Fenomena ini bikin istilah flexing makin populer. Flexing secara sederhana bisa dibilang sebagai pamer. Tapi dalam praktiknya, flexing bukan cuma soal barang mahal. Kadang flexing juga berupa gaya hidup, kebiasaan sehari-hari, atau sekadar momen tertentu yang sengaja ditampilkan lebih keren dari aslinya. Dengan kata lain, medsos jadi cermin, tapi cermin yang udah dipoles.
Anak muda merasa kalau nggak update atau nggak posting sesuatu, hidupnya kayak nggak dianggap. Rasa takut ketinggalan atau nggak kelihatan eksis di timeline bikin banyak orang rela melakukan apa saja. Dari situlah flexing jadi semacam kebutuhan sosial, bukan sekadar keinginan.

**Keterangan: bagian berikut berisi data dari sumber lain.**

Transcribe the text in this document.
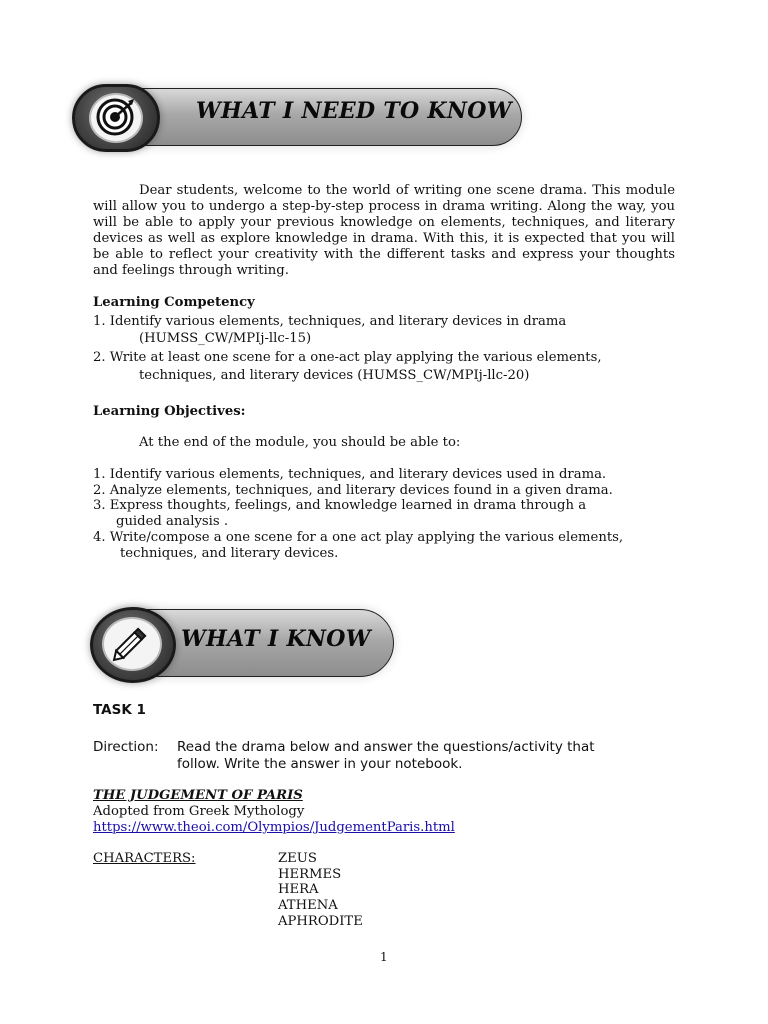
WHAT I NEED TO KNOW
Dear students, welcome to the world of writing one scene drama. This module will allow you to undergo a step-by-step process in drama writing. Along the way, you will be able to apply your previous knowledge on elements, techniques, and literary devices as well as explore knowledge in drama. With this, it is expected that you will be able to reflect your creativity with the different tasks and express your thoughts and feelings through writing.
Learning Competency
1. Identify various elements, techniques, and literary devices in drama
(HUMSS_CW/MPIj-llc-15)
2. Write at least one scene for a one-act play applying the various elements,
techniques, and literary devices (HUMSS_CW/MPIj-llc-20)
Learning Objectives:
At the end of the module, you should be able to:
1. Identify various elements, techniques, and literary devices used in drama.
2. Analyze elements, techniques, and literary devices found in a given drama.
3. Express thoughts, feelings, and knowledge learned in drama through a
guided analysis .
4. Write/compose a one scene for a one act play applying the various elements,
techniques, and literary devices.
WHAT I KNOW
TASK 1
Direction: Read the drama below and answer the questions/activity that
follow. Write the answer in your notebook.
THE JUDGEMENT OF PARIS
Adopted from Greek Mythology
https://www.theoi.com/Olympios/JudgementParis.html
CHARACTERS:	ZEUS
HERMES
HERA
ATHENA
APHRODITE
1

Buat sebagian, flexing memang terasa wajar. Lagipula, siapa sih yang nggak mau dilihat keren? Tapi kalau dipikir lebih dalam, muncul pertanyaan: apakah semua yang kita pamerkan itu benar-benar milik kita? Atau cuma ilusi biar terlihat “wah” di mata orang lain? Pertanyaan ini sering saya pikirkan ketika scroll timeline, lihat teman-teman upload sesuatu, dan merasa ada jarak antara kenyataan dengan yang mereka tampilkan.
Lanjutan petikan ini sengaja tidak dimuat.